Je suis meurtri par les multiples violences que subissent nos jeunes sœurs et frères étudiants.
- la première violence, ce sont les conditions d'études et d'existence inhumaines dans les amphithéâtres et les campus, tellement bondés qu'il faut faire des coudes pour assister aux cours, pour se loger (jusqu'à 10 étudiants par chambre) ou suivre une longue queue pour se restaurer ;
- la deuxième violence, c'est le retard apporté au paiement de leurs bourses d'études, pourtant vitale pour l'écrasante majorité d'entre eux, souvent issus de milieux assez modestes ;
- la troisième violence, c'est la brimade disproportionnée, à chaque fois qu'il veulent manifester contre ces traitements déshonorants infligés par leurs propres gouvernants, avec son lot de blessés, d'arrestations et, quelques fois, de morts d'étudiants jamais élucidés ;
Mais les quatrième et cinquième violences sont les plus insidieuses, puisque d'ordre psychologique :
- l'étudiant sénégalais est moralement torturé par l'absence d'horizon, toujours tenaillé par le doute, voire le scepticisme d'un présent difficile et d'un lendemain sans perspective aucune de trouver un travail ;
- l'étudiant sénégalais est toujours sous le choc causé par le regard et l'image que projette de lui le seul responsable de sa condition, c'est à dire les pouvoirs publics.
Les étudiants s'entendent toujours traiter de voyous, de délinquants, de jeunes ratés et maintenant, de terroristes par le gouvernement et ses démembrements. Pourtant eux, président de la République, ministres, DG et autres, tous produits de nos universités du temps de leur lustre, leurs enfants déroulent tranquillement leurs études dans les meilleures universités du monde au Canada, aux États-Unis, en France... où ils vivent dans des palaces et valsent entre les avions pour des vacances à Dubaï, Paris ou la Californie. Quand ils sont au Sénégal, leur vie se résume aux villas, boites de nuit et de jeux des quartiers chics de Mermoz, Point E et Almadies où ils se déplacent en voitures de luxe coûtant des centaines de millions.

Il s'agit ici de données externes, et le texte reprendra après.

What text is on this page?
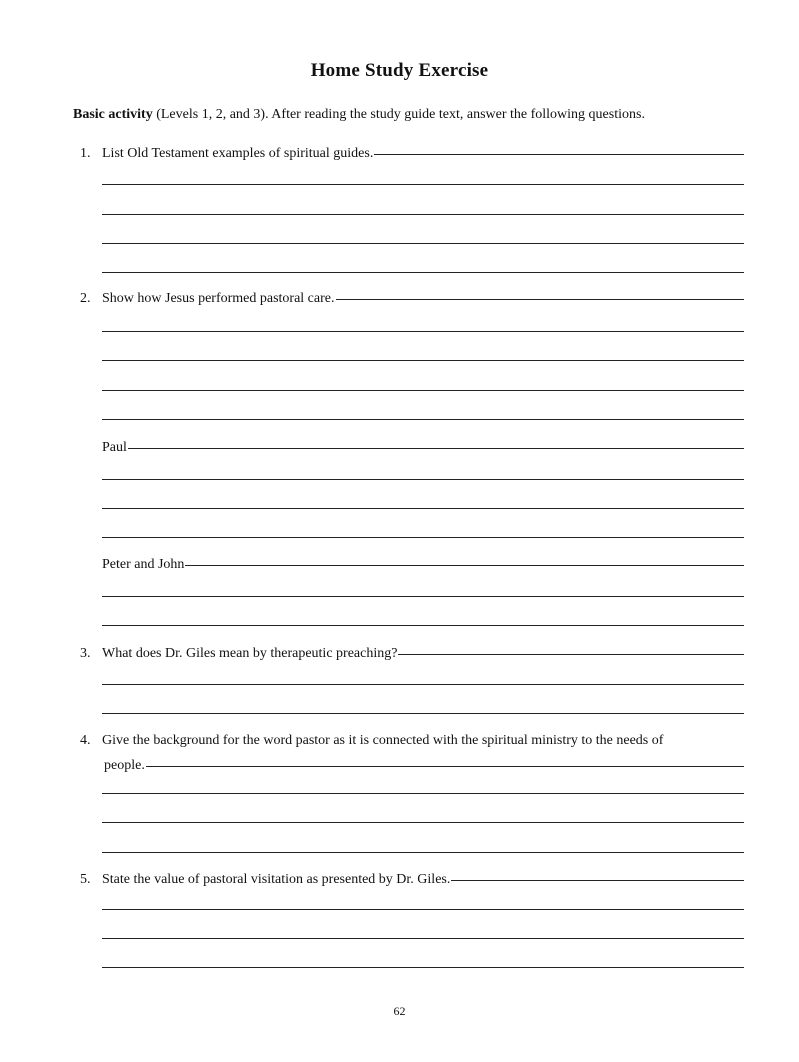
Home Study Exercise
Basic activity (Levels 1, 2, and 3). After reading the study guide text, answer the following questions.
1. List Old Testament examples of spiritual guides.
2. Show how Jesus performed pastoral care.
Paul
Peter and John
3. What does Dr. Giles mean by therapeutic preaching?
4. Give the background for the word pastor as it is connected with the spiritual ministry to the needs of
people.
5. State the value of pastoral visitation as presented by Dr. Giles.
62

Tout cela avec l'argent du contribuable détourné de ses destinations que sont l'éducation et la santé, entre autres. Je marque ma compassion à ces étudiants victimes d'un système incompétent, corrompu et injuste.
Oui à la régulation et à la règlementation des universités qui doivent absolument demeurer des espaces de savoir, de paix et de quiétude, mais je dis non à la fermeture du campus social qui compromettrait davantage la situation et les chances d'une jeunesse déjà trop abandonnée et sacrifiée, alors que le premier semestre n'est même pas bouclé.
Pendant ce temps, les gouvernements continuent à vendanger les intérêts nationaux aux étrangers, à entretenir un système d'escroquerie sur les deniers et biens publics, à dilapider l'argent public dans des rassemblements politiques farfelus et à mentir à cette jeunesse par des promesses chimériques d'emplois. Je reviendrai sur la situation des enseignants.